While MacBooks don't currently include GPS services, various web services (like Google Maps) can figure out your location by using either IP geolocation, or by triangulating your position based on WiFi networks around you. These strategies, however, deliver location accuracy limited to about 150 feet, whereas GPS can peg you within 10 feet of your precise position on the Earth. Future MacBooks could easily include GPS chip built-in for more exact positioning, but for now, laptop and desktop geolocation capabilities aren't accurate — or even that necessary.
Hands-free voice control isn't needed
People tend to use Siri because their hands are tied, like when driving. Thus, "Siri, where's the nearest gas station?" With Siri, you can find the answer quickly, and relatively safely, while keeping your eyes on the road. But these basic use cases just don't transfer to the desktop.
"I think it is fair to say that the advantages that a voice-powered assistant give are stronger on a small mobile device," Tunstall-Pedoe said. "PCs typically have a much larger screen and a keyboard and mouse." Or, in Apple's case, a trackpad or Magic Trackpad instead of a mouse, depending if you're on a laptop or desktop.
Either way, hand-driven data entry is a familiar — and generally effective — method for using today's computers. What's more, as Tunstall-Pedoe points out, "PCs are also often used in environments where the use of voice would be awkward," such as inside an open floor plan office.

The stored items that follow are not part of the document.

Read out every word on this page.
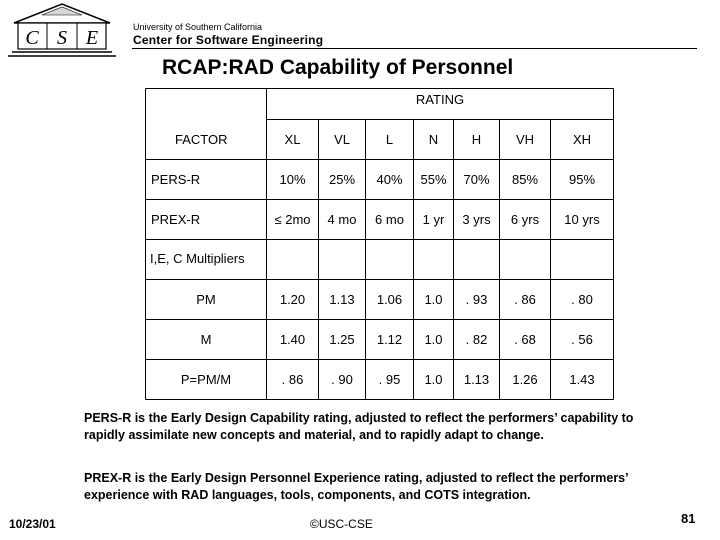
C S E	University of Southern California
Center for Software Engineering
RCAP:RAD Capability of Personnel
RATING
FACTOR	XL	VL	L	N	H	VH	XH
PERS-R	10%	25%	40%	55%	70%	85%	95%
PREX-R	≤ 2mo	4 mo	6 mo	1 yr	3 yrs	6 yrs	10 yrs
I,E, C Multipliers
PM	1.20	1.13	1.06	1.0	. 93	. 86	. 80
M	1.40	1.25	1.12	1.0	. 82	. 68	. 56
P=PM/M	. 86	. 90	. 95	1.0	1.13	1.26	1.43
PERS-R is the Early Design Capability rating, adjusted to reflect the performers’ capability to rapidly assimilate new concepts and material, and to rapidly adapt to change.
PREX-R is the Early Design Personnel Experience rating, adjusted to reflect the performers’ experience with RAD languages, tools, components, and COTS integration.
10/23/01	©USC-CSE	81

Granted, if you're disabled or injured, you could certainly make use of a hands-free feature. But in these cases, you would probably want a tool more robust than Siri. Which brings us to our next point:
Limited use cases
With Siri, you can do things like schedule reminders, look up restaurant and business information on Yelp, get information from Wolfram|Alpha, and ask general search engine-style queries. That's not a large number of functions, and they're not specifically suited to the desktop environment.
Indeed, why would you have Siri look up something when you can more quickly run your own Google search?
"On the iPhone, people want to do short things, like quick dictation and sending a quick text message," Gillette says. The use cases would be different on a Mac, and not necessarily centered around short phrases. Siri's capabilities would need to expand in order to handle these different functions.
Lastly, Siri needs a constant data connection in order to interface with Apple's servers. Until MacBooks include a built-in 3G, or more likely, 4G data connection, WiFi alone won't cut it for consistent, high-quality network availability, Gillett says.
Gillett also believes Siri ties into unique hardware features that make chatter between one's device and Apple's data center more streamlined. "There seems to be special silicon within a special chip that has capabilities for voice recognition that a Mac wouldn't have," he said.
Gillett notes that Siri is sometimes able to analyze a query and provide a response extremely quickly, while other times, it takes 10 to 15 seconds of processing. "I think the chip does some pre-analysis, shrinks stuff it has to send, Apple's data center gets a crunched answer, and Siri displays it on screen," Gillett said.
"Apple may be working on Siri-enabling features [for Macs] in the future, but there will be some hardware enhancements to go with it," Gillett said. "And they'll think long and hard about the use case before they implement a voice feature in the Mac."